Les objets connectés modifient le lien familial et c’est particulièrement vrai dans les fratries. Les frères et sœurs passent de moins en moins de temps ensemble du fait des usages numériques. Chacun préfère partager des choses avec des amis de la même génération, d’autant que ces derniers sont désormais virtuellement présents dans la maison.

Cette concurrence du lien amical, également à l’œuvre dans le couple, n’est pas nouvelle mais elle est ravivée par les nouvelles technologies au Congo-Brazzaville.

Celles-ci sont venues amplifier un mouvement né dans les années 1960 avec l’invention d’une culture jeune a contribué à dévaloriser une culture familiale commune, et le transistor a été le premier support de cette séparation entre les générations.

Aujourd’hui, avec la multiplication des équipements, chacun peut avoir un smartphone, une tablette ou un ordinateur.

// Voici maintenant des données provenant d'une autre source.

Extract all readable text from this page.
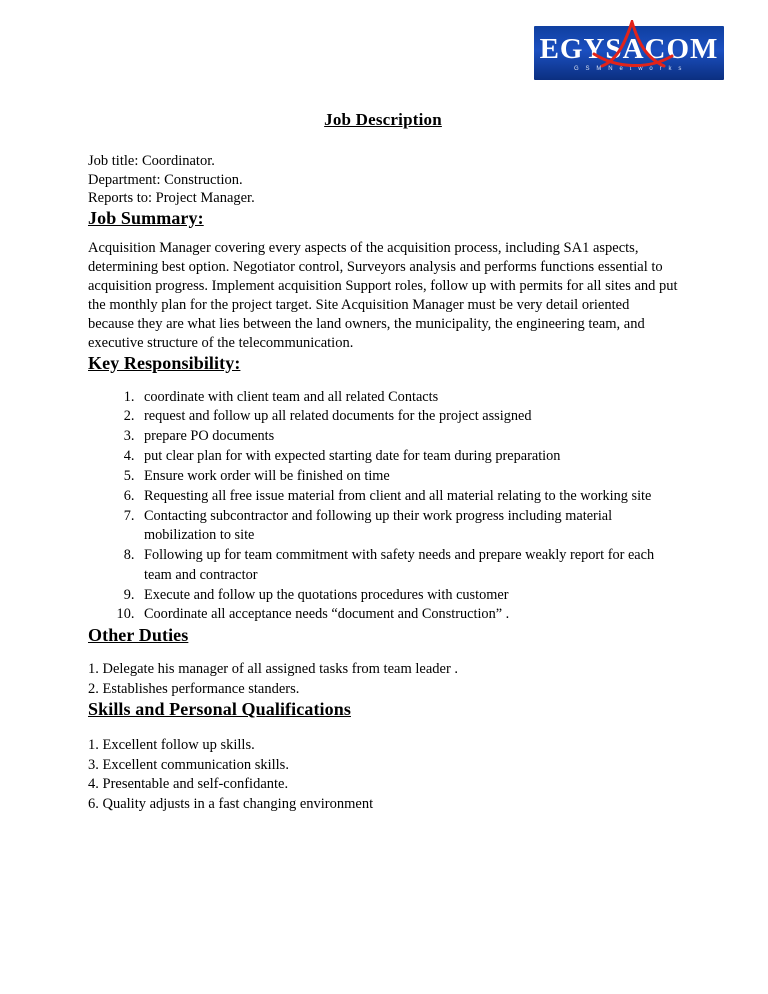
EGYSACOM
G S M N e t w o r k s
Job Description
Job title: Coordinator.
Department: Construction.
Reports to: Project Manager.
Job Summary:

Acquisition Manager covering every aspects of the acquisition process, including SA1 aspects, determining best option. Negotiator control, Surveyors analysis and performs functions essential to acquisition progress. Implement acquisition Support roles, follow up with permits for all sites and put the monthly plan for the project target. Site Acquisition Manager must be very detail oriented because they are what lies between the land owners, the municipality, the engineering team, and executive structure of the telecommunication.

Key Responsibility:
1. coordinate with client team and all related Contacts
2. request and follow up all related documents for the project assigned
3. prepare PO documents
4. put clear plan for with expected starting date for team during preparation
5. Ensure work order will be finished on time
6. Requesting all free issue material from client and all material relating to the working site
7. Contacting subcontractor and following up their work progress including material mobilization to site
8. Following up for team commitment with safety needs and prepare weakly report for each team and contractor
9. Execute and follow up the quotations procedures with customer
10. Coordinate all acceptance needs “document and Construction” .
Other Duties
1. Delegate his manager of all assigned tasks from team leader .
2. Establishes performance standers.
Skills and Personal Qualifications
1. Excellent follow up skills.
3. Excellent communication skills.
4. Presentable and self-confidante.
6. Quality adjusts in a fast changing environment
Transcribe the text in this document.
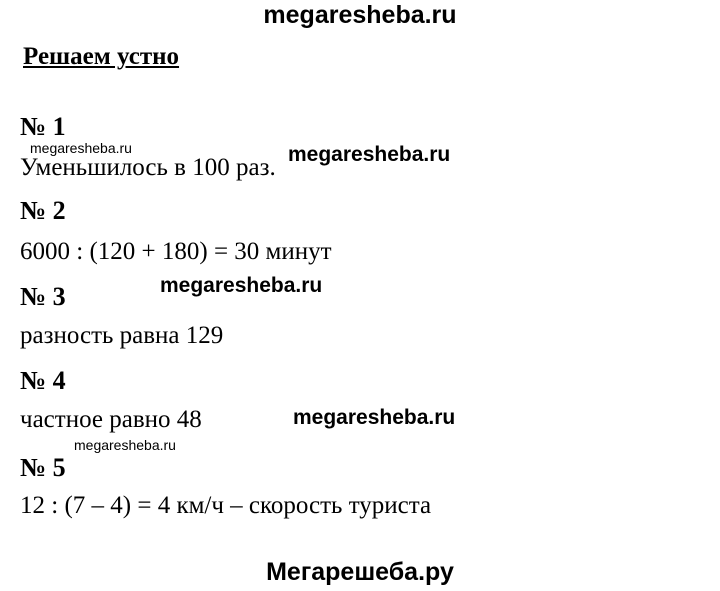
megaresheba.ru
Решаем устно
№ 1
megaresheba.ru
Уменьшилось в 100 раз. megaresheba.ru
№ 2
6000 : (120 + 180) = 30 минут
№ 3	megaresheba.ru
разность равна 129
№ 4
частное равно 48	megaresheba.ru
megaresheba.ru
№ 5
12 : (7 – 4) = 4 км/ч – скорость туриста
Мегарешеба.ру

Le succès de ces écrans vient non seulement de la variété de l’offre mais aussi d’une reconnaissance au droit à l’autonomie pour tous.

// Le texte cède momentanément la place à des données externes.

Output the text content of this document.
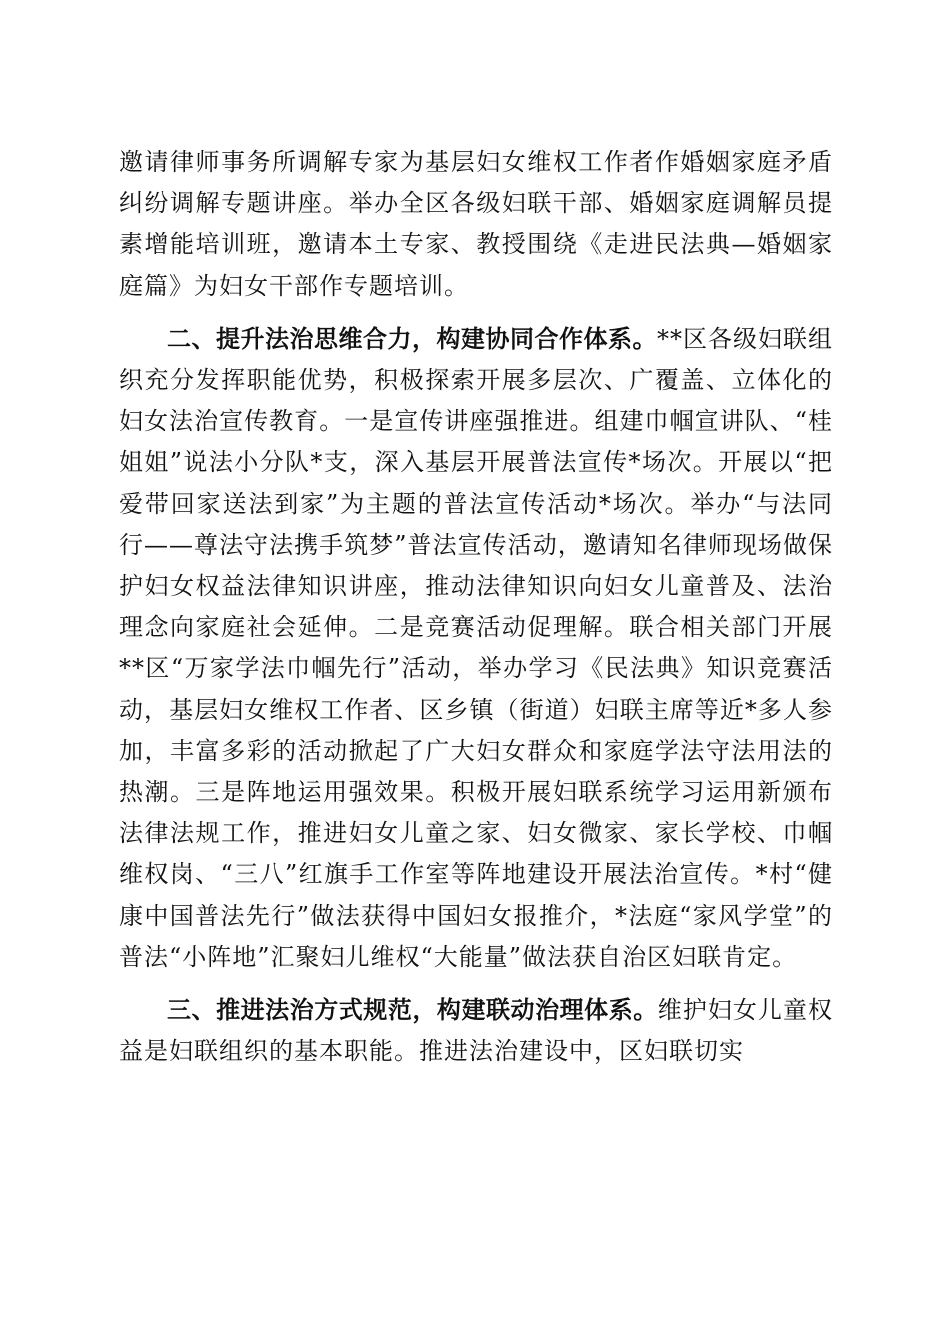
邀请律师事务所调解专家为基层妇女维权工作者作婚姻家庭矛盾纠纷调解专题讲座。举办全区各级妇联干部、婚姻家庭调解员提素增能培训班，邀请本土专家、教授围绕《走进民法典—婚姻家庭篇》为妇女干部作专题培训。

二、提升法治思维合力，构建协同合作体系。**区各级妇联组织充分发挥职能优势，积极探索开展多层次、广覆盖、立体化的妇女法治宣传教育。一是宣传讲座强推进。组建巾帼宣讲队、“桂姐姐”说法小分队*支，深入基层开展普法宣传*场次。开展以“把爱带回家送法到家”为主题的普法宣传活动*场次。举办“与法同行——尊法守法携手筑梦”普法宣传活动，邀请知名律师现场做保护妇女权益法律知识讲座，推动法律知识向妇女儿童普及、法治理念向家庭社会延伸。二是竞赛活动促理解。联合相关部门开展**区“万家学法巾帼先行”活动，举办学习《民法典》知识竞赛活动，基层妇女维权工作者、区乡镇（街道）妇联主席等近*多人参加，丰富多彩的活动掀起了广大妇女群众和家庭学法守法用法的热潮。三是阵地运用强效果。积极开展妇联系统学习运用新颁布法律法规工作，推进妇女儿童之家、妇女微家、家长学校、巾帼维权岗、“三八”红旗手工作室等阵地建设开展法治宣传。*村“健康中国普法先行”做法获得中国妇女报推介，*法庭“家风学堂”的普法“小阵地”汇聚妇儿维权“大能量”做法获自治区妇联肯定。

三、推进法治方式规范，构建联动治理体系。维护妇女儿童权益是妇联组织的基本职能。推进法治建设中，区妇联切实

Les nouvelles technologies permettent de cultiver des territoires personnels et ces pratiques créent des tensions, plus ou moins fortes.

Dans une famille fusionnelle, elles provoquent vite des conflits. Dans celles qui valorisent l’autonomie, elles ont des effets plus relatifs. Pris à un instant T, les usages numériques peuvent sembler préoccupants, mais si on les regarde sur un temps long, on se rend compte qu’ils s’inscrivent dans un mouvement plus large d’association et de dissociation, des périodes où la famille fait des choses ensemble et d’autres où elle fait des choses séparément.

Éviter le risque du « côte à côte »

Objets ambivalents, les écrans éloignent autant qu’ils rapprochent. Dans la famille nucléaire, ils renforcent le vivre-ensemble lorsque tout le monde se retrouve autour de l’ordinateur pour regarder des photos ou partager la culture de l’ado.

Avec la famille à distance, ils permettent de maintenir le lien et les solidarités. Solange Nzila et ses cousins ont ainsi créé un groupe WhatsApp, pour soutenir un de leurs oncles lorsqu’il était malade.

Comme toute innovation, les outils numériques présentent des avantages et des inconvénients. Il ne faut pas se contenter d’en faire la liste. Il est aussi essentiel de montrer combien les choses sont dynamiques : les usages évoluent dans le temps, en bien, en mal, en alternance, mais ne sont jamais figés.

Reste que les nouvelles technologies sont devenues un enjeu majeur pour la famille qui doit trouver un équilibre entre les temps communs et les temps fractionnés pour éviter le risque du « côte à côte » et de l’affaiblissement du lien sacré : la famille.